On Apr 1, 2019, at 9:24 AM, Nathan Raw notifications@github.com wrote:

Found the source of this issue. Fix coming. It's actually a tensorflow version issue, I think. I don't get the issue on TF v1.5.0. Either way, I'll fix it.

— You are receiving this because you authored the thread. Reply to this email directly, view it on GitHub https://github.com/nateraw/Lda2vec-Tensorflow/issues/43#issuecomment-478648568, or mute the thread https://github.com/notifications/unsubscribe-auth/AC9i20H_R5VHhjPECHzBoKk2aTIHA9oSks5vcjLLgaJpZM4cQhKV.

nateraw commented 5 years ago

I believe the easy fix is to pass an unk_token="<SKIP>" when initializing the keras tokenizer within nlppipe.py.
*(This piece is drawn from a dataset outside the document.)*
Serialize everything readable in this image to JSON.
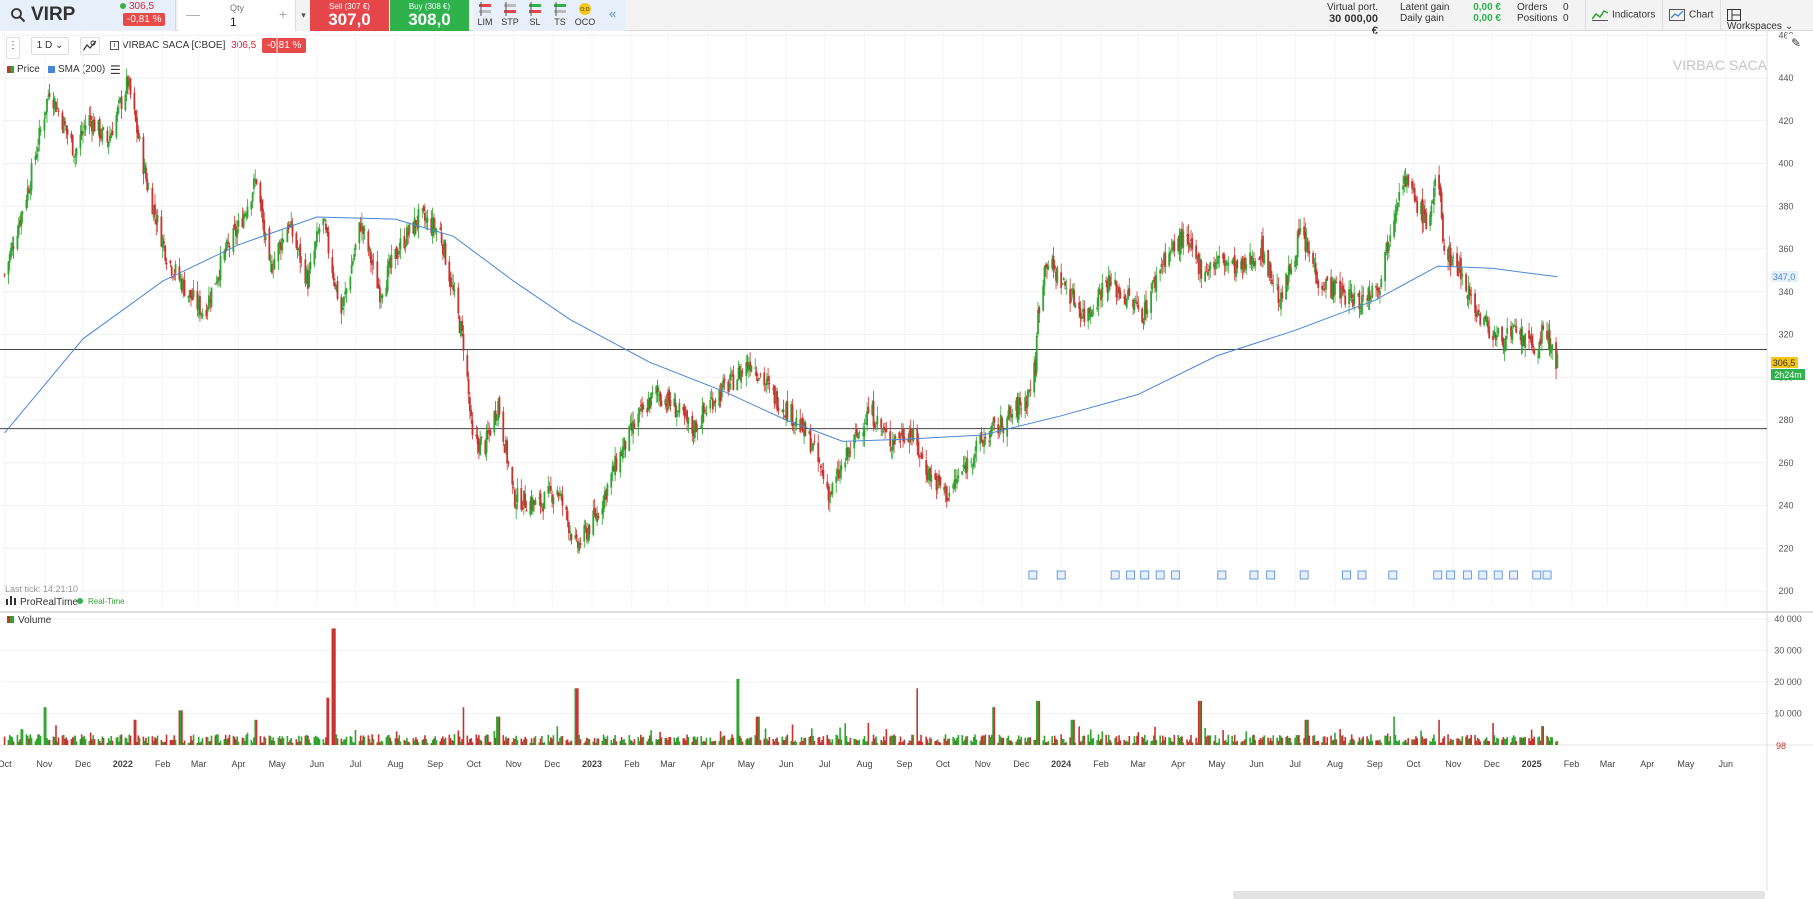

Will check tonight and push. I've also made better installation instructions using conda environment so you can make sure you're on the same versions of everything.
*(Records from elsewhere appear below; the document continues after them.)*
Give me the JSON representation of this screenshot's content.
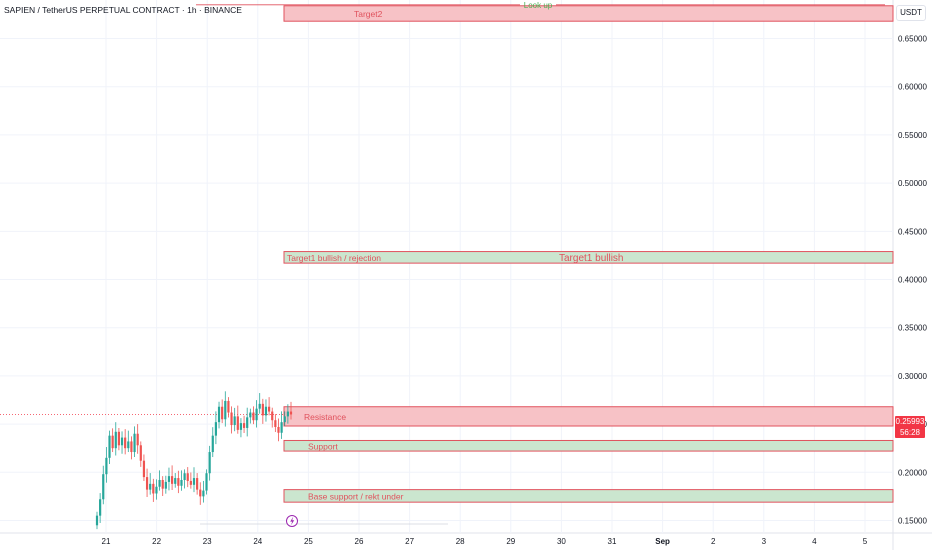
{
  "header": {
    "symbol_line": "SAPIEN / TetherUS PERPETUAL CONTRACT · 1h · BINANCE",
    "currency": "USDT"
  },
  "price_tag": {
    "price": "0.25993",
    "countdown": "56:28"
  },
  "colors": {
    "red_zone_fill": "#f7c2c6",
    "red_zone_border": "#e0525d",
    "green_zone_fill": "#cbe6cf",
    "green_zone_border": "#e0525d",
    "zone_text": "#e0525d",
    "up_candle": "#26a69a",
    "down_candle": "#ef5350",
    "lookup_line": "#e0525d",
    "lookup_text": "#4caf50"
  },
  "chart_data": {
    "type": "candlestick",
    "title": "",
    "x_ticks": [
      "21",
      "22",
      "23",
      "24",
      "25",
      "26",
      "27",
      "28",
      "29",
      "30",
      "31",
      "Sep",
      "2",
      "3",
      "4",
      "5"
    ],
    "y_ticks": [
      "0.15000",
      "0.20000",
      "0.25000",
      "0.30000",
      "0.35000",
      "0.40000",
      "0.45000",
      "0.50000",
      "0.55000",
      "0.60000",
      "0.65000"
    ],
    "ylim": [
      0.137,
      0.69
    ],
    "grid": true,
    "current_price": 0.25993,
    "lookup_line": {
      "label": "Look up",
      "price": 0.685
    },
    "zones": [
      {
        "label": "Target2",
        "low": 0.668,
        "high": 0.684,
        "kind": "red"
      },
      {
        "label": "Target1 bullish / rejection",
        "low": 0.417,
        "high": 0.429,
        "kind": "green"
      },
      {
        "label": "Target1 bullish",
        "low": 0.417,
        "high": 0.429,
        "kind": "green"
      },
      {
        "label": "Resistance",
        "low": 0.248,
        "high": 0.268,
        "kind": "red"
      },
      {
        "label": "Support",
        "low": 0.222,
        "high": 0.233,
        "kind": "green"
      },
      {
        "label": "Base support / rekt under",
        "low": 0.169,
        "high": 0.182,
        "kind": "green"
      }
    ],
    "candles_close": [
      0.155,
      0.172,
      0.198,
      0.215,
      0.238,
      0.225,
      0.242,
      0.228,
      0.236,
      0.225,
      0.232,
      0.221,
      0.24,
      0.228,
      0.212,
      0.195,
      0.182,
      0.188,
      0.178,
      0.185,
      0.192,
      0.183,
      0.19,
      0.196,
      0.188,
      0.194,
      0.186,
      0.192,
      0.199,
      0.191,
      0.187,
      0.194,
      0.182,
      0.175,
      0.181,
      0.199,
      0.221,
      0.238,
      0.252,
      0.268,
      0.255,
      0.274,
      0.262,
      0.249,
      0.258,
      0.244,
      0.251,
      0.246,
      0.257,
      0.262,
      0.254,
      0.266,
      0.271,
      0.259,
      0.268,
      0.263,
      0.254,
      0.247,
      0.241,
      0.252,
      0.258,
      0.263,
      0.26
    ]
  }
}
nateraw commented 5 years ago

Issue isn't that keras tokenizer starts at 1. The issue is that we don't have a token representation of idx 0, so it skips it when doing the loop in load_glove(). If you try to just assume everything is from 1-vocab_size, then you get a different error in TF.

dbl001 commented 5 years ago

I'm no longer getting the error: InvalidArAgumentError (see above for traceback): indices[478] = 5451 is not in [0, 5451

dbl001 commented 5 years ago
is appearing in the list of 'closest' words per topic. This is an example after 200 Epochs from Sana's abstract.txt data file ``` EPOCH: 200 LOSS 10852.896 w2v 4.1586504 lda 10848.738 ---------Closest 10 words to given indexes---------- Topic 0 : foreground, prototype, matting, displays, viewpoint, movement, background, camera, , exposure Topic 1 : precomputed, matting, radiance, faster, shadow, runtime, foreground, matrix, indirect, occlusion Topic 2 : animator, animating, controller, motions, walking, synthesize, physics, animations, velocity, deformable Topic 3 : correspondence, parameterization, connectivity, skeleton, similarity, closed, regular, subdivision, mesh, sets Topic 4 : radiance, prototype, acquisition, occlusion, transport, lights, matting, indirect, incident, brdfs Topic 5 : collisions, deformable, character, skeleton, animator, controller, solver, animating, walking, sketching Topic 6 : nonlinear, base, schemes, finite, solver, triangle, element, numerical, deformable, precomputed Topic 7 : spherical, brdf, radiance, symmetry, normals, transport, equation, approximation, manifold, analytic Topic 8 : matting, radiance, indirect, reflectance, pass, shadow, illumination, incident, specular, background Topic 9 : viewpoints, foreground, occlusion, matting, progressive, flash, filtering, matching, segmentation, tiles Topic 10 : flash, matting, buffer, exposure, blur, foreground, hdr, pass, intensity, background Topic 11 : parameterization, connectivity, closed, subdivision, sketching, patches, triangles, base, planar, symmetry Topic 12 : radiance, brdf, brdfs, scattering, transport, gpu, spherical, diffuse, pass, precomputed Topic 13 : simplification, runtime, , foreground, poisson, selection, painting, improve, matching, flash Topic 14 : simplification, displays, triangles, recent, , stroke, architecture, foreground, strokes, distortion Topic 15 : controllers, animating, animator, , controller, dynamics, solver, motions, physics, collisions Topic 16 : , controller, synthesize, sketching, walking, head, production, planar, realism, artists Topic 17 : patches, subdivision, synthesizing, patch, normals, schemes, coordinates, synthesize, freedom, preserving Topic 18 : collision, , collisions, parallel, running, implicit, skeleton, deformable, spline, rigid Topic 19 : controller, motions, animator, controllers, animating, poses, character, physically, styles, ```
nateraw commented 5 years ago

Ahh... I remember messing with that function a while back when something wasn't working. It was actually related to this issue, most likely. Again, the tensorflow version I'm using didn't give me the InvalidArgumentError, so I didn't know why there was a bug.

I'll take a deeper look at the topics function. I think theres probably only a couple small tweaks that need to be made. Will close this issue for now, as this specific problem has been solved.